Он опустил свои глаза с длинными ресницами, а его прекрасное лицо вспыхнуло.
У меня была идеальная возможность, подозреваю, что именно это он и хотел мне сообщить.
Когда я в конце концов заговорил, то сказал ему: "Расстраиваться не из-за чего".
- Но это неестественно, - прошептал он.
- Нет, естественно, - возразил я. - Это совершенно естественно, а ты дурак.
Я проводил его до общежития, и мы пожали друг другу руки на прощание.
Чтобы найти приватное местечко, где мы с Салли могли бы заниматься любовью, я решил снять квартиру - вместе с буйным молодым студентом откуда-то со Среднего Востока, которого я буду называть Абдул.
Абдул без устали бегал за юбками и был в неладах с местной полицией из-за своей несдержанной натуры.
Однако, когда я искал квартиру, он предложил мне разделить с ним свою. Это был худой черноволосый парень. Его квартира была, конечно, совсем непривлекательной и вечно наполненной запахами его готовки - резкими и сладковатыми.
Он был неплохой компанией, если не считать, что иногда появлялся дома надравшимся и сообщал мне, что когда он пьян, ему все равно кого трахать - девушку, парня или козу; как-то раз он попытался залезть ко мне в кровать, но натолкнулся на дикое сопротивление, что навело его на мысль, что я не хочу замещать ни девушек, ни коз.
Однажды его арестовали, он позвонил на квартиру и умолял меня прийти в тюрьму и освободить его. К счастью, деньги на штраф у него были. Я поехал к месту его заключения и нашел его в одной камере со старым непросохнувшим алкоголиком с отсутствующим взглядом - Абдул пытался заговорить с ним.
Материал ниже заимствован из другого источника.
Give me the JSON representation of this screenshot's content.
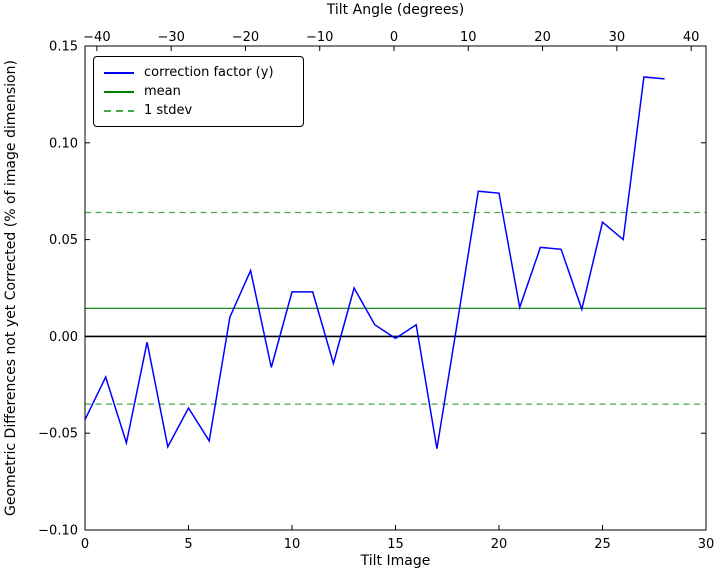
{
  "figure": {
    "background": "#ffffff",
    "top_axis_label": "Tilt Angle (degrees)",
    "x_axis_label": "Tilt Image",
    "y_axis_label": "Geometric Differences not yet Corrected (% of image dimension)"
  },
  "legend": {
    "position": "upper-left",
    "entries": [
      {
        "label": "correction factor (y)",
        "color": "#0000ff",
        "line_style": "solid"
      },
      {
        "label": "mean",
        "color": "#008000",
        "line_style": "solid"
      },
      {
        "label": "1 stdev",
        "color": "#44aa44",
        "line_style": "dashed"
      }
    ]
  },
  "chart_data": {
    "type": "line",
    "grid": false,
    "x_axis": {
      "label": "Tilt Image",
      "range": [
        0,
        30
      ],
      "tick_values": [
        0,
        5,
        10,
        15,
        20,
        25,
        30
      ],
      "tick_labels": [
        "0",
        "5",
        "10",
        "15",
        "20",
        "25",
        "30"
      ]
    },
    "top_axis": {
      "label": "Tilt Angle (degrees)",
      "degrees_at_left_edge": -41.6,
      "degrees_at_right_edge": 42.0,
      "tick_values": [
        -40,
        -30,
        -20,
        -10,
        0,
        10,
        20,
        30,
        40
      ],
      "tick_labels": [
        "−40",
        "−30",
        "−20",
        "−10",
        "0",
        "10",
        "20",
        "30",
        "40"
      ]
    },
    "y_axis": {
      "label": "Geometric Differences not yet Corrected (% of image dimension)",
      "range": [
        -0.1,
        0.15
      ],
      "tick_values": [
        0.15,
        0.1,
        0.05,
        0.0,
        -0.05,
        -0.1
      ],
      "tick_labels": [
        "0.15",
        "0.10",
        "0.05",
        "0.00",
        "−0.05",
        "−0.10"
      ]
    },
    "series": [
      {
        "name": "correction factor (y)",
        "type": "line",
        "color": "#0000ff",
        "line_style": "solid",
        "x": [
          0,
          1,
          2,
          3,
          4,
          5,
          6,
          7,
          8,
          9,
          10,
          11,
          12,
          13,
          14,
          15,
          16,
          17,
          18,
          19,
          20,
          21,
          22,
          23,
          24,
          25,
          26,
          27,
          28
        ],
        "y": [
          -0.043,
          -0.021,
          -0.055,
          -0.003,
          -0.057,
          -0.037,
          -0.054,
          0.01,
          0.034,
          -0.016,
          0.023,
          0.023,
          -0.014,
          0.025,
          0.006,
          -0.001,
          0.006,
          -0.058,
          0.008,
          0.075,
          0.074,
          0.015,
          0.046,
          0.045,
          0.014,
          0.059,
          0.05,
          0.134,
          0.133
        ]
      },
      {
        "name": "mean",
        "type": "hline",
        "color": "#008000",
        "line_style": "solid",
        "y": 0.0145
      },
      {
        "name": "1 stdev",
        "type": "hline",
        "color": "#44aa44",
        "line_style": "dashed",
        "y_upper": 0.064,
        "y_lower": -0.035
      }
    ],
    "zero_line": {
      "y": 0.0,
      "color": "#000000"
    },
    "statistics": {
      "mean": 0.0145,
      "stdev": 0.0495
    }
  }
}
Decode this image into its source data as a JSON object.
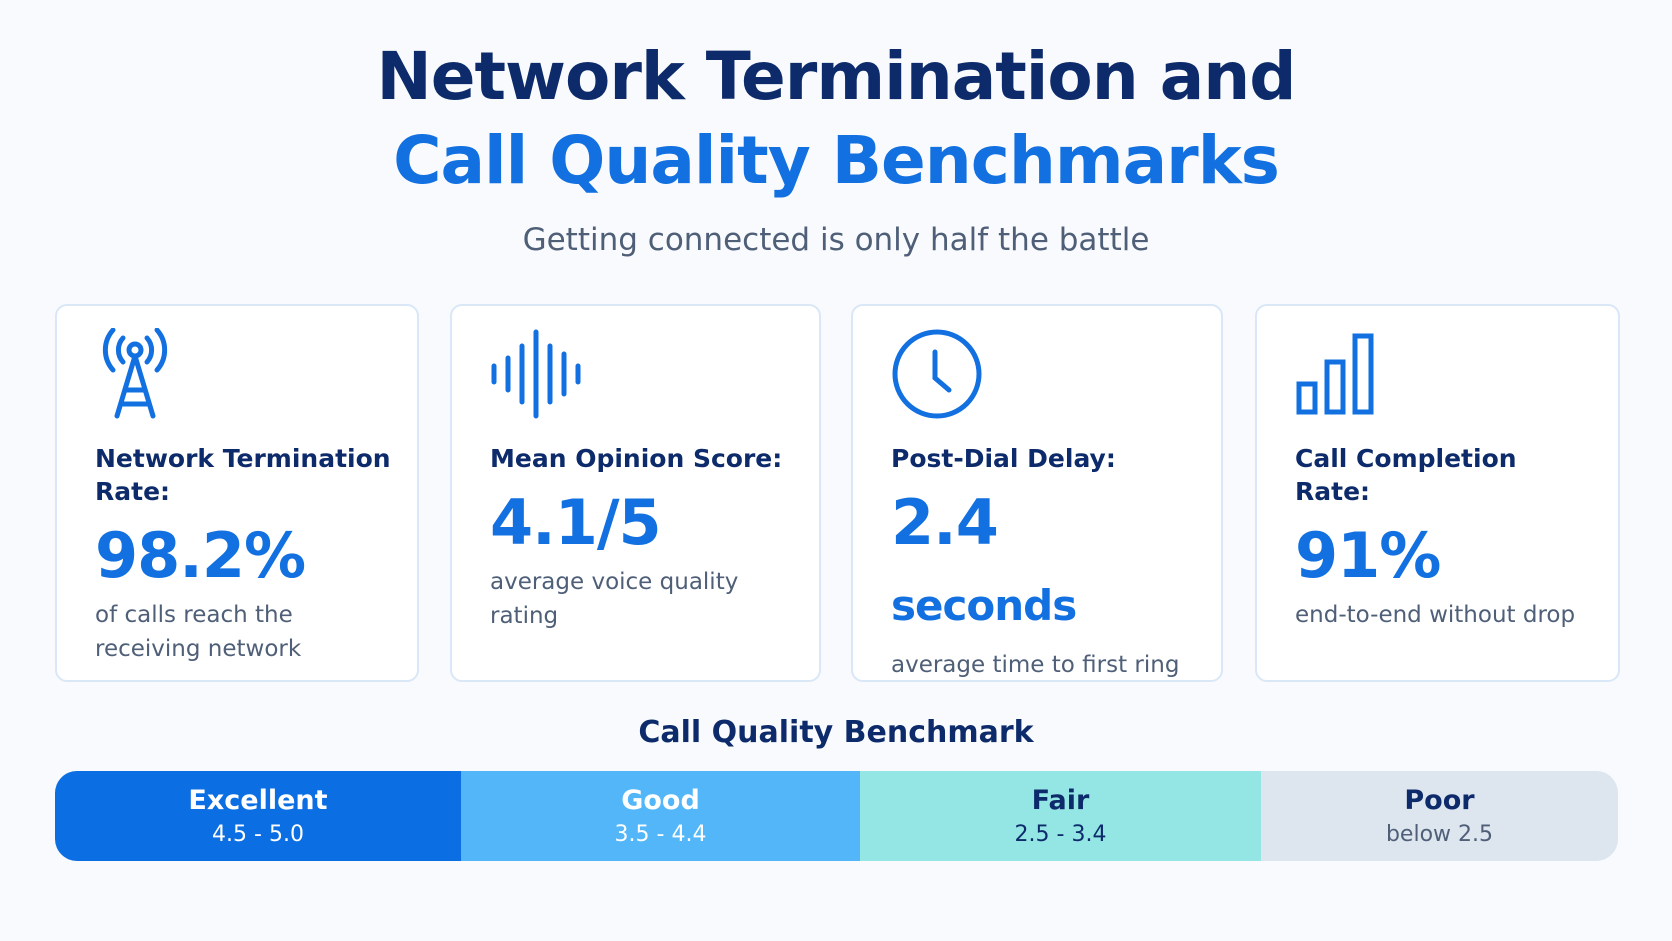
{
  "header": {
    "title_line1": "Network Termination and",
    "title_line2": "Call Quality Benchmarks",
    "subtitle": "Getting connected is only half the battle"
  },
  "cards": [
    {
      "label": "Network Termination Rate:",
      "value": "98.2%",
      "description": "of calls reach the receiving network"
    },
    {
      "label": "Mean Opinion Score:",
      "value": "4.1/5",
      "description": "average voice quality rating"
    },
    {
      "label": "Post-Dial Delay:",
      "value": "2.4",
      "unit": "seconds",
      "description": "average time to first ring"
    },
    {
      "label": "Call Completion Rate:",
      "value": "91%",
      "description": "end-to-end without drop"
    }
  ],
  "benchmark": {
    "title": "Call Quality Benchmark",
    "tiers": [
      {
        "name": "Excellent",
        "range": "4.5 - 5.0"
      },
      {
        "name": "Good",
        "range": "3.5 - 4.4"
      },
      {
        "name": "Fair",
        "range": "2.5 - 3.4"
      },
      {
        "name": "Poor",
        "range": "below 2.5"
      }
    ]
  }
}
Он все время кричал ему: "Ты тоже ссал, да? Ты тоже ссал, да?"
Как оказалось, в этот раз Абдула арестовали за то, что он мочился на аллее позади бара.
Мои попытки заманить Салли на эту квартиру увенчались успехом только один раз, и то она пришла вместе со своим новым дружком, который был как едкая сибирская соль на мои раны, потому что она не выпускала его руку во время приготовленного Абдулом ужина.
Она уделила мне только несколько минут наедине, в алькове.